Blurring and Bucketing
Indirect identifiers, or "quasi-identifying values" like age and date of birth, as well as descriptors like occupation and marital status, can all be used to re-identify people if there are enough of these attributes in the data set and/or they can be joined to a supersetpopulation with similar values.
For this reason, your jobs in the IRI FieldShield data masking product (or IRI Voracity data management platform) can apply one or more additional techniques to anonymize these data values while still keeping them realistic and accurate enough for research or marketing purposes. This is also akin to differential privacy because you are replacing individual (direct) identifiers with more general anonymizing demographic information or approximate values (indirect identifiers).
By way of specific IRI-supported techniques, you can perform:
- Numeric blurring functions to create random noise for specified age and date ranges.
- Bucketing functions that generalize the values into broader categories also anonymize quasi-identifiers.

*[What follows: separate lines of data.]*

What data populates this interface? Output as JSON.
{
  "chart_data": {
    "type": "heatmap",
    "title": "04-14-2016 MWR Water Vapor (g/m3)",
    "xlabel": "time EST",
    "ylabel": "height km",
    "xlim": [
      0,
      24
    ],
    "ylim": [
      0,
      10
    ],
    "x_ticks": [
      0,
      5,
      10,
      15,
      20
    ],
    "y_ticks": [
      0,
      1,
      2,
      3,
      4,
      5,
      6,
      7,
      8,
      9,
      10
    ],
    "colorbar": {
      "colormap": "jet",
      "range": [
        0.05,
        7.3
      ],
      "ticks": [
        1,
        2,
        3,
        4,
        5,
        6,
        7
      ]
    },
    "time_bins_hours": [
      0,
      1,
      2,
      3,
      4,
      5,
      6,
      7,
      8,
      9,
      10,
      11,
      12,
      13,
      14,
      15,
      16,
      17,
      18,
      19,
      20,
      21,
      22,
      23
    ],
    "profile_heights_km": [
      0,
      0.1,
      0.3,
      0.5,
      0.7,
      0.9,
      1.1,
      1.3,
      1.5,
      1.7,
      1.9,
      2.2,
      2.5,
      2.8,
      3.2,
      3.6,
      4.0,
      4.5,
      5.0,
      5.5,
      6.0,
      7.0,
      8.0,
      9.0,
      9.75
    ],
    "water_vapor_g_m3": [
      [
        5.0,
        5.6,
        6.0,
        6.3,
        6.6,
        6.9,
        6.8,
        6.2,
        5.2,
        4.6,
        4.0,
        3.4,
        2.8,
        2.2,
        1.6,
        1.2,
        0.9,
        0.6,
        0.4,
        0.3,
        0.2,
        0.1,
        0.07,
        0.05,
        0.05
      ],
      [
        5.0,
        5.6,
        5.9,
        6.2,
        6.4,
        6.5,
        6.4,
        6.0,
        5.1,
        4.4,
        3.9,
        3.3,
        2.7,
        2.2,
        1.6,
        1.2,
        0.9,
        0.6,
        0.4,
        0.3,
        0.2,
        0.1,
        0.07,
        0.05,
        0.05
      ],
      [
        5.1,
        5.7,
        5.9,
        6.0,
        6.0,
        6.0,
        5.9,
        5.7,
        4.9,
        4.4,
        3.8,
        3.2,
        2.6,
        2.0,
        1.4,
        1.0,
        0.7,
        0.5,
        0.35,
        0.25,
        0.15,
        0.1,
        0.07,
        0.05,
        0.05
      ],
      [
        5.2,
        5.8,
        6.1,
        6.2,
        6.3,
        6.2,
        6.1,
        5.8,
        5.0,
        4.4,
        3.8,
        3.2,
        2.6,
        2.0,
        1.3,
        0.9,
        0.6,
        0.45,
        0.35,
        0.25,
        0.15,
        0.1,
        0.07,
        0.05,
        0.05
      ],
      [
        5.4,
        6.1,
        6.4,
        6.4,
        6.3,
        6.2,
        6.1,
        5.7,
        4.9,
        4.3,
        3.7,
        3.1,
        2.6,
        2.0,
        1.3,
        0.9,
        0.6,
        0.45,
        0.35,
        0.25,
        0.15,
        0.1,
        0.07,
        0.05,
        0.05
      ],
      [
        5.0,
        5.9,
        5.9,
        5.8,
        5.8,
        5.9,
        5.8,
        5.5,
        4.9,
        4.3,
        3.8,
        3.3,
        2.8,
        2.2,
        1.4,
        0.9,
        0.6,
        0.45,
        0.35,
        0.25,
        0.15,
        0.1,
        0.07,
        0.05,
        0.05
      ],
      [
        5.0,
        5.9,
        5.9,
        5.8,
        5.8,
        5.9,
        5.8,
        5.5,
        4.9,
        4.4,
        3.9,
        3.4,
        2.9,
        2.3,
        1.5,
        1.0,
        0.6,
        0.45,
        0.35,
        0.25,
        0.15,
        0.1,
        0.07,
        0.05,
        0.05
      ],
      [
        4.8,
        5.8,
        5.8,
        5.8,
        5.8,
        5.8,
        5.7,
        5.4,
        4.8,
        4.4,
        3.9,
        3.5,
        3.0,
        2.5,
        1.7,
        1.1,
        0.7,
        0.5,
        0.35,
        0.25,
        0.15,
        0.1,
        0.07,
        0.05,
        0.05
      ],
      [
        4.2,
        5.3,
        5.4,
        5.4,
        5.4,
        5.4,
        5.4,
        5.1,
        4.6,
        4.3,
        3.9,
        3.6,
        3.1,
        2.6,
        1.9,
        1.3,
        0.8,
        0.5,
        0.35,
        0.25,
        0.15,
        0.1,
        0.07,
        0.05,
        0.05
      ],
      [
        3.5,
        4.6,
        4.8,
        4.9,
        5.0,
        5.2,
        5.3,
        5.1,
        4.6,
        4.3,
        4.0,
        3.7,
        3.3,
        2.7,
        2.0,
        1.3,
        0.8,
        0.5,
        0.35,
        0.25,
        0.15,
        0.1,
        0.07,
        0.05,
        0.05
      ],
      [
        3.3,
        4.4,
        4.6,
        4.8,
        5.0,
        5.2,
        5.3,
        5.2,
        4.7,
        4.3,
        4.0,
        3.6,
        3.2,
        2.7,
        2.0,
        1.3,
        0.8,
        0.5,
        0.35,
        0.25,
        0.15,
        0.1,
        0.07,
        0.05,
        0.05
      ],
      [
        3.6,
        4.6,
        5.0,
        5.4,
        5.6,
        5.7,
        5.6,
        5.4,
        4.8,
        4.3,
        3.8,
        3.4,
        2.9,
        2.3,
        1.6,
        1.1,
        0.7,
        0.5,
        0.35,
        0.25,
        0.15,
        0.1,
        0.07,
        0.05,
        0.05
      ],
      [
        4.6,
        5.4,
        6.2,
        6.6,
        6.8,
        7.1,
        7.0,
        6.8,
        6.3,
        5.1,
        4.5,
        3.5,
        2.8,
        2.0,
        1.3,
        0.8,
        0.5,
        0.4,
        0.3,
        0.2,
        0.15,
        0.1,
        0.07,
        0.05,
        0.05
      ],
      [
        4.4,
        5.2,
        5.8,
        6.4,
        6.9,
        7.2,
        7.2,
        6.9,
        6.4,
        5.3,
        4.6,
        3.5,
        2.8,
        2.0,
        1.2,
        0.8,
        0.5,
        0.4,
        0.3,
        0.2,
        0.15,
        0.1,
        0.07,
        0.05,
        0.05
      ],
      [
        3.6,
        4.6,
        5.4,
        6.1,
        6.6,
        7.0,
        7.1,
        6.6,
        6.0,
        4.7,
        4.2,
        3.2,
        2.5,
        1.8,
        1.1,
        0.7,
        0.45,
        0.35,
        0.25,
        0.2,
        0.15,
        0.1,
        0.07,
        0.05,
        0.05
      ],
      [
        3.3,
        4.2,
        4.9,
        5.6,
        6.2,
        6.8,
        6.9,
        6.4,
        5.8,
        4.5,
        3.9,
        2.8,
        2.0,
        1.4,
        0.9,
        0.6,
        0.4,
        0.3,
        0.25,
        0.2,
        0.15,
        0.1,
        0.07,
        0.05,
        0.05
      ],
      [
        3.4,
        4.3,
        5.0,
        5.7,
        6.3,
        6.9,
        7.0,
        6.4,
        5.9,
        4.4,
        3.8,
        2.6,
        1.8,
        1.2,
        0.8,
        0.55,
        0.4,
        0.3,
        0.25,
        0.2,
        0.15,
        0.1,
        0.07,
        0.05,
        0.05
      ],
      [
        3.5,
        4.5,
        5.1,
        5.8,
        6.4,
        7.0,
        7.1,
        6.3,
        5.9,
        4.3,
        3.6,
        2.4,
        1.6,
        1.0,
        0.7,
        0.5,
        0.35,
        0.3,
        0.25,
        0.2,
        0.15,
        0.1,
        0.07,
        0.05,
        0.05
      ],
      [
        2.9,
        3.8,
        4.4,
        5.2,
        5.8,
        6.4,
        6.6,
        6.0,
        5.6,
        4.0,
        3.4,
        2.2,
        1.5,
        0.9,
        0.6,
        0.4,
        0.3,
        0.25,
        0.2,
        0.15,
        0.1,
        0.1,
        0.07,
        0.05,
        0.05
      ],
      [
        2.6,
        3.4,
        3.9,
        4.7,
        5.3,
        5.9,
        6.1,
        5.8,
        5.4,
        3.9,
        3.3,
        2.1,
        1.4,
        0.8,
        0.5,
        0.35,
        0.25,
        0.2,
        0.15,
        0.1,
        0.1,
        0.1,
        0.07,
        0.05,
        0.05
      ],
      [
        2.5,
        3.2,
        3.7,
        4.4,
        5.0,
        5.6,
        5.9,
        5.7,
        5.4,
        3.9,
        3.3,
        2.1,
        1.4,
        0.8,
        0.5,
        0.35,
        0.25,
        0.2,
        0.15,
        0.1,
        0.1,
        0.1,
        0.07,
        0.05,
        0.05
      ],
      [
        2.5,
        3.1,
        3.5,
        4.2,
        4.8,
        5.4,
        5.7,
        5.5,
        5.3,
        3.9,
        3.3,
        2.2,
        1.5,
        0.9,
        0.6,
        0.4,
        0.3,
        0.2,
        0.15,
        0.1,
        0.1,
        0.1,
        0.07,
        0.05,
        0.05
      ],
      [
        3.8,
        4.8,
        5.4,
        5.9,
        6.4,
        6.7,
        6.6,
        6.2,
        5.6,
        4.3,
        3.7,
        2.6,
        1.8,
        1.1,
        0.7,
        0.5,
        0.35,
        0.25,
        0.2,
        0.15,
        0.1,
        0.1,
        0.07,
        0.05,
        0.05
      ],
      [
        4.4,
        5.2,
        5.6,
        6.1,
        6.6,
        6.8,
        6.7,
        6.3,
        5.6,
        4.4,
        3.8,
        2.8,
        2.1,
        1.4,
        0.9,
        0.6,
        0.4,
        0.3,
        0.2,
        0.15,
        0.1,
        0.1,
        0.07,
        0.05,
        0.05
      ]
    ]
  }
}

In the example job specification shown below, specific ages are bucketed into decade groups, multiple marital status attributes are combined into two broader categories in a defined condition, educational attainments are simplified through a new set lookup file, and all occupations were explicitly redacted in place.
These job specifications can be generated automatically in fit-for-purpose graphical wizards and function-specific dialogs. The new result set can now be re-run through the risk scoring wizard to produce another determination of re-identification risk based on now less distinct quasi-identifying attributes.